I had a horrifying dream last week. It was all about my hands. They were gnarled, my fingers curled under themselves like dead petals, and for the life of me I could not prise them apart. They hurt, too. In the dream, I was painfully aware of the ache in my hands, so much so that when memories of the dream returned to me as I was running last week, I wondered for a second if the sensation was real. Had I fallen asleep awkwardly? Was it pins and needles in the dead of night, in the real world, and not a dream at all? But then I remembered the way they looked, and I knew this was something my mind made up as the rest of me was sleeping.
When I told Llew about the dream the other night, the first thing he said was “Did you Google it?”
“No,” I said, “but I thought about it.”
Which brings me to my Google snobberies. As I pondered the dream, running, running, it was almost immediately clear to me that it was an anxiety dream about not being able to write. I had the dream after last week’s blog hoopla, so perhaps it was about the censure and censor issues that experience threw my way. But more generally, the dream was so terrifying because I could not write or type or do anything with these balled fists of fire. They were useless, and suddenly, so was I. It sends ice belting down my spine to think of it, it really does. But did I Google ‘dream interpretations’? No. I didn’t. And not because I thought I’d already cracked the code of my own REMs, a kind of mortal Morse. No, it was because I am a Google snob.
I stopped myself from searching ‘dream interpretations: hands’ or something similar because I think such generalised interpretations of individual dreams are bogus along the lines of tabloid astrology. What, so every single Virgo is obsessive-compulsive and can look forward to a brilliant day Thursday? Come on! I don’t take it seriously, so whilst I will admit to the temptation to turn to the web for a sly spot of self-diagnosis, I resisted.
“I couldn’t bear seeing myself do it,” I admitted to Llew. “I was embarrassed even to have thought of doing it. I stopped myself.”
I stop myself from many Google searches. It’s partly intellectual snobbery – I don’t say I like it about myself, but I know it when I see it, and it’s all over me like a rash sometimes – but it’s partly a discipline issue. I’m confident I could send my entire life up the river if I just gave in to every Google urge. It would take many lifetimes to scroll the results of all the random, banal, curious things that cross my mind at one time or another. Where do all the dead birds go? How do ants always know? Seriously. How do they? We accidentally left the lid to the sweet chilli sauce on top of a side table the other night, and in the morning, the entire thing was black with ants.

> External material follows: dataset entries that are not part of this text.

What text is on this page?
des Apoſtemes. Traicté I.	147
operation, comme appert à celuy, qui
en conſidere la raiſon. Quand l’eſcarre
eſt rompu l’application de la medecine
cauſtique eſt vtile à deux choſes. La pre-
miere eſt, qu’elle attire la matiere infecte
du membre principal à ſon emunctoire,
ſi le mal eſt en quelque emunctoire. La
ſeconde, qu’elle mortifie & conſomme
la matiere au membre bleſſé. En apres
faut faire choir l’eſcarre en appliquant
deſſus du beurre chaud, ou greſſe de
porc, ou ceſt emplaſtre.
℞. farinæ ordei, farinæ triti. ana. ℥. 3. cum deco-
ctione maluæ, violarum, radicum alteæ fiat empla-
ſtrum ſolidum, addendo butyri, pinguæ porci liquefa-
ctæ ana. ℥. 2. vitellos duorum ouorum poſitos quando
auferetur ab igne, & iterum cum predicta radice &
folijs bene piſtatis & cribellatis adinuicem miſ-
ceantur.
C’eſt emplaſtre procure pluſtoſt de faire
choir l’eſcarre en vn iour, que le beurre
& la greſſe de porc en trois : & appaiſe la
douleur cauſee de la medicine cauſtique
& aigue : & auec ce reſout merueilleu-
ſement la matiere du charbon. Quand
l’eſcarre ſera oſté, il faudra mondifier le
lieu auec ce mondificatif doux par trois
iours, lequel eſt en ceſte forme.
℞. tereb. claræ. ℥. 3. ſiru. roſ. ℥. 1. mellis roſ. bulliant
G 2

I picked up the lid, carried it to the kitchen, and threw it out, and by the time I returned, the ants were marching down the side of the table leg. Somehow they knew the lid was there; somehow they immediately grasped the change in circumstances. “Oh well,” I imagined them saying down the line, “it was good while it lasted.” I watched (and this is really Changeling’s doing – just four months ago I would have sentenced them to Death by Hot Water), utterly fascinated, as they moved in an orderly and surprisingly brisk fashion from the table to the floor, before marching through two rooms and straight out the courtyard bi-fold doors. It was all over in under fifteen minutes. Not one ant remained. So I ask you: how do they know?
Oh, I could Google it, I could Google it and a million other things I constantly stop myself from Googling. I could Google recipes. I could Google old schoolmates. Ex-boyfriends. Girls I never liked. I could Google exercise programs and laser treatments and Where Are They Now? celebrity sites. I could Google movie trivia. I could Google myself. But I don’t do it. I don’t do it because I am a peculiarly, probably excessively self-disciplined person. I’m too self-aware – and too proud. Pride prevents me from doing many things that get quite tempting when you’re working at home alone every day. For instance, I never, ever, ever watch DVDs in the middle of the day when I’m supposed to be working (a rainy Sunday afternoon with Llew? Different story). I never, ever, ever swing in the hammock reading a book if it’s during work hours. I never, ever, ever leave the bed unmade. In short, I self-monitor. I’m too proud to be slothful, too proud to be lazy. Too proud to ever need to lie about how I spend my time. And too motivated, actually, too excited and grateful and alive and full of words that flood my mind and flow out my fingers. My dear, precious fingers, my own two hands. Oh shit, I could cry just thinking about the possibility of their failing me one day. And so in the end I didn’t Google my dream – there was nothing Google could tell me that I didn’t already know.